Довольная ответом, Микаэла благодарно чмокнула его в щеку. Хью показалось, что при этом жена хотела что-то сказать, но внезапно передумала и резко опустила голову на подушку.
— Что, милая? — подбодрил он ее. — Тебя еще что-то беспокоит?
Микаэла присела и пристально посмотрела ему в глаза.

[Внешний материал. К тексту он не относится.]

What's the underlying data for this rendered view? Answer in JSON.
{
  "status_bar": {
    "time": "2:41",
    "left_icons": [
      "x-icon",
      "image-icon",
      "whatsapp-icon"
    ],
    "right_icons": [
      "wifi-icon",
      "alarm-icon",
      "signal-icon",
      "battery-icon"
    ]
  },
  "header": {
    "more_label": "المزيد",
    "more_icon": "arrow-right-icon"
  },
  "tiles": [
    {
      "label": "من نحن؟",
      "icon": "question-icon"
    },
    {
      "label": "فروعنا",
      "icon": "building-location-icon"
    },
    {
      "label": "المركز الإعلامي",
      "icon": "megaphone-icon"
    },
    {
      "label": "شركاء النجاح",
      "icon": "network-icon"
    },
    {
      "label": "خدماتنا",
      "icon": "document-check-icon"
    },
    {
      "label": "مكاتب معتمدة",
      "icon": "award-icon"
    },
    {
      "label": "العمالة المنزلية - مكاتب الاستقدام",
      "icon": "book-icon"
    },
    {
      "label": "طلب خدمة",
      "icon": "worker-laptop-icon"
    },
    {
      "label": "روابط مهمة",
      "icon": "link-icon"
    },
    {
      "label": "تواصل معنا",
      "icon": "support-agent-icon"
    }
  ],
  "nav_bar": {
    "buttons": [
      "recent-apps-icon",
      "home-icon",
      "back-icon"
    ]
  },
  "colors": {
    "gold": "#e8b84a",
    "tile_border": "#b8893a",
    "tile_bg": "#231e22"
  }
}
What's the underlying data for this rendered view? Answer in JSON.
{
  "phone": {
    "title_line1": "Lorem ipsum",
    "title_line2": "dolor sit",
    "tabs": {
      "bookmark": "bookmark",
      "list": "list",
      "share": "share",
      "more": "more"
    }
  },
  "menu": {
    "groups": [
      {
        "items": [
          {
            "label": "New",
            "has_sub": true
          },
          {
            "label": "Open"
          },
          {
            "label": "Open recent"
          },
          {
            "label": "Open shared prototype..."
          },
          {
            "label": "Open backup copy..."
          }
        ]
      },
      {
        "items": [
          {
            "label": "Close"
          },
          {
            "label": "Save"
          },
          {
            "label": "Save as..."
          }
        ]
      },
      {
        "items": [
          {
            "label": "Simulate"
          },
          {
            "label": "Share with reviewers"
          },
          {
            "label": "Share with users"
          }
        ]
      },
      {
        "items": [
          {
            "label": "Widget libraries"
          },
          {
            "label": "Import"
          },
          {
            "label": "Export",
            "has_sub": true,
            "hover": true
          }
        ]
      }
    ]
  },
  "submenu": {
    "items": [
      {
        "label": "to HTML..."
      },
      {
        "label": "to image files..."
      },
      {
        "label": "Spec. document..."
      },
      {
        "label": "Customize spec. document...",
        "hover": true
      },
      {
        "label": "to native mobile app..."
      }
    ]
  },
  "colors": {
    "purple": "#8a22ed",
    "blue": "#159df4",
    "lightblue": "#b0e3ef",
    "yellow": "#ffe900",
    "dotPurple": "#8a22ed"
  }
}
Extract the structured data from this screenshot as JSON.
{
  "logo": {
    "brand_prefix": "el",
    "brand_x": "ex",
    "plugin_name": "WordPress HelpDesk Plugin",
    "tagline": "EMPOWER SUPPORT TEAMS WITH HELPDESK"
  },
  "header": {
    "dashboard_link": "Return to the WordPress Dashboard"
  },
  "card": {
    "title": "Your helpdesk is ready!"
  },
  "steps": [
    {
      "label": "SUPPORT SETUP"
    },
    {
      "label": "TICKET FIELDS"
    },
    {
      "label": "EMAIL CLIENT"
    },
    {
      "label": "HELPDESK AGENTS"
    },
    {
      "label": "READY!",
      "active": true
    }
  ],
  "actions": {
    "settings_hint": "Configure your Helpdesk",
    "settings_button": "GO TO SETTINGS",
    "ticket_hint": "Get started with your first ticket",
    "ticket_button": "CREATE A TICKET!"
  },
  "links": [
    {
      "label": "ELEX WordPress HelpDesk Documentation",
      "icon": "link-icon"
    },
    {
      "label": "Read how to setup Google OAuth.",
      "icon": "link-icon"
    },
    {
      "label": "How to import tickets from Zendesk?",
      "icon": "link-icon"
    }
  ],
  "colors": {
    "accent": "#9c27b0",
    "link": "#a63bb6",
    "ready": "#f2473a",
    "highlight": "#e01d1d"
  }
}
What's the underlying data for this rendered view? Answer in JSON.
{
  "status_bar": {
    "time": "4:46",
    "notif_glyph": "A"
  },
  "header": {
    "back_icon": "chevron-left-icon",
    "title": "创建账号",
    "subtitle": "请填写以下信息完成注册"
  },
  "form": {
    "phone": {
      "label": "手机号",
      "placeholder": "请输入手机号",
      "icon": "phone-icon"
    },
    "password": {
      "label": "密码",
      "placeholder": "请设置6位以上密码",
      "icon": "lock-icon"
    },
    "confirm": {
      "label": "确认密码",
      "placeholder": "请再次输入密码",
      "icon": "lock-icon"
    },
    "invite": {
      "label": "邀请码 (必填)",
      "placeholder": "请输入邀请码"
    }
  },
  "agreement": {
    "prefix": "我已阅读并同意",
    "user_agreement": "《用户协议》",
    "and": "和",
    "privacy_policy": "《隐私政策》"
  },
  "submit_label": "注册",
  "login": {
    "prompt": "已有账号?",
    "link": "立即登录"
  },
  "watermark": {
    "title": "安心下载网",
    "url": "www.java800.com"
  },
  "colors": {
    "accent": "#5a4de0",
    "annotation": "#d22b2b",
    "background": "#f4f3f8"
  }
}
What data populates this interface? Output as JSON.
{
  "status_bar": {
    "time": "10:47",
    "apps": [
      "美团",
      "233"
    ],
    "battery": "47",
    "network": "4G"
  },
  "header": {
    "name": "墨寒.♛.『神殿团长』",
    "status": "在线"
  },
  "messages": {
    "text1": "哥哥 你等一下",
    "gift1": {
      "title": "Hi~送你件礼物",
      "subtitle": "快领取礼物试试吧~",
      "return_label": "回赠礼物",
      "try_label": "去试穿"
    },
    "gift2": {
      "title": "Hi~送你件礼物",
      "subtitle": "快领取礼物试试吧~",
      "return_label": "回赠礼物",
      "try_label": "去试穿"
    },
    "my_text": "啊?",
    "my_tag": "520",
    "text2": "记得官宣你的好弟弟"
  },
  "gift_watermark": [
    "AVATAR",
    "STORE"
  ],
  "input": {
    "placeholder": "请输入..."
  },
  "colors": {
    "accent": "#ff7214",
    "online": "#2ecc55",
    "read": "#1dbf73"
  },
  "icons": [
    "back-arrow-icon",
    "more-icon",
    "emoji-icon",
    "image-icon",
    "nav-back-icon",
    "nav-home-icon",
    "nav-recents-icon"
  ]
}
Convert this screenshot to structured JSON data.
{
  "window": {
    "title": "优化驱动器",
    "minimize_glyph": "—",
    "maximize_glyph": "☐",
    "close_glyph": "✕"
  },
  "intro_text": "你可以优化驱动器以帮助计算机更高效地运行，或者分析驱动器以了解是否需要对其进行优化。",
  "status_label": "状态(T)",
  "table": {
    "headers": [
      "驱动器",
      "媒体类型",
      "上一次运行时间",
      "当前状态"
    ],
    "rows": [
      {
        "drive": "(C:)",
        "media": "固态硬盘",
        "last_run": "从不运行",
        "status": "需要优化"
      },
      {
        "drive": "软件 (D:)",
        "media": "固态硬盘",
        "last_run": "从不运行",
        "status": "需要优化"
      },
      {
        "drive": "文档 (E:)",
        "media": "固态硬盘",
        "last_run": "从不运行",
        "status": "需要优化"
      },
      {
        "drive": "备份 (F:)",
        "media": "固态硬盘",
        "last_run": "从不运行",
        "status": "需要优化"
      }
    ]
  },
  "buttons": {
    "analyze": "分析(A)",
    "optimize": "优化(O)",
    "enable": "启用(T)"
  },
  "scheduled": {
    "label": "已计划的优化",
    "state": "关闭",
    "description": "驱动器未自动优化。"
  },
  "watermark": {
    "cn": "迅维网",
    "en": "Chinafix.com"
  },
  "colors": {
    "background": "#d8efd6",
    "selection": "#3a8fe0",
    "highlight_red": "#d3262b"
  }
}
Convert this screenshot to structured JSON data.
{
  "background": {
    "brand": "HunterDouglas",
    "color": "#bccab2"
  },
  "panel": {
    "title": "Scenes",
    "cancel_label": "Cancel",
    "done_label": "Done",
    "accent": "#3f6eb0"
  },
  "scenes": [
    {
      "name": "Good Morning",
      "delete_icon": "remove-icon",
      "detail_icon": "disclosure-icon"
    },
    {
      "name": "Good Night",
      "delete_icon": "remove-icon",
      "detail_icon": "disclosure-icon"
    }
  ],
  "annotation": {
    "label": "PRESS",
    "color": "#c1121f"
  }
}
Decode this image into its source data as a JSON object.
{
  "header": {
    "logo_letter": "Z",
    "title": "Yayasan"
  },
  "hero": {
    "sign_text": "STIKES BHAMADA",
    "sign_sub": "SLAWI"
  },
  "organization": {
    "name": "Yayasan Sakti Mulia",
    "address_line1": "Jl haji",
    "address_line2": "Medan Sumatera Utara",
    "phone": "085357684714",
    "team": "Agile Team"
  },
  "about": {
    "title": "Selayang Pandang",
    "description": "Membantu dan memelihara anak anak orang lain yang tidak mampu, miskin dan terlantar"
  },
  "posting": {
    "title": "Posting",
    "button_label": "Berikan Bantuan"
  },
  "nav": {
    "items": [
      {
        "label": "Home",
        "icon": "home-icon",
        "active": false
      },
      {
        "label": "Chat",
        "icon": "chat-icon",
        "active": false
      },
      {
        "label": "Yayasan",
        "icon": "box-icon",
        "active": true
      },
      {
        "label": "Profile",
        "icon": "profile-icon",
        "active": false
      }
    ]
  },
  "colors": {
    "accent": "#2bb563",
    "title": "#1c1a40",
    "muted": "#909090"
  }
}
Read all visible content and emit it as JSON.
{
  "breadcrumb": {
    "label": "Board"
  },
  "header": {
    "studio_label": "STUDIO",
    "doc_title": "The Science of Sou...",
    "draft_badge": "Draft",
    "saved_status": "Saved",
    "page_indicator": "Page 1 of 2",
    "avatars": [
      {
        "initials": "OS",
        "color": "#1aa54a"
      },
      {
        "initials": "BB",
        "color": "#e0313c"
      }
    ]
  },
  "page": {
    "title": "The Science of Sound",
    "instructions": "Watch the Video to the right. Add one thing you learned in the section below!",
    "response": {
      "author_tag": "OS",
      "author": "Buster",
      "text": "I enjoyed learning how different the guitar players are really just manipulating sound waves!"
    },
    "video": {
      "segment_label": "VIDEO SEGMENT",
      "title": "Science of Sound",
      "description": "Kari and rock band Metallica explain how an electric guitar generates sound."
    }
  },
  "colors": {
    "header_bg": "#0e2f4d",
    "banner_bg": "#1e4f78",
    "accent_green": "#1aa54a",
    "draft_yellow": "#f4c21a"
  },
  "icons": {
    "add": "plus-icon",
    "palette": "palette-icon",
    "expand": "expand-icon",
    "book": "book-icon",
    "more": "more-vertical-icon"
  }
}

— За последние дни мы успели поговорить о многом, — осторожно произнесла она, — секретов между нами, кажется, не осталось. И все-таки есть вопросы, в которые ты никак не хочешь посвящать меня. Я имею в виду проблемы нашей компании. А ведь именно из-за них, между прочим, ты приехал в Новый Орлеан, и мы с тобой встретились.
Хью немного растерялся.
— Мне просто не хотелось беспокоить тебя, дорогая, еще и этим, — не очень твердо произнес он.
— Не забывай, дорогой, что это не только твоя, но и моя компания! — сердито напомнила Микаэла. — И все, что касается “Галланд, Ланкастер и Дюпре”, напрямую затрагивает мои интересы. Я имею право и хочу знать, удалось ли тебе что-нибудь выяснить. Насколько все это серьезно? Как ты собираешься исправлять положение? Ты не хочешь мне ничего говорить о вещах, от которых зависит мое, наше будущее… Ты не находишь, что теперь, когда мы разобрались в наших личных отношениях, самое время вместе заняться проблемами компании?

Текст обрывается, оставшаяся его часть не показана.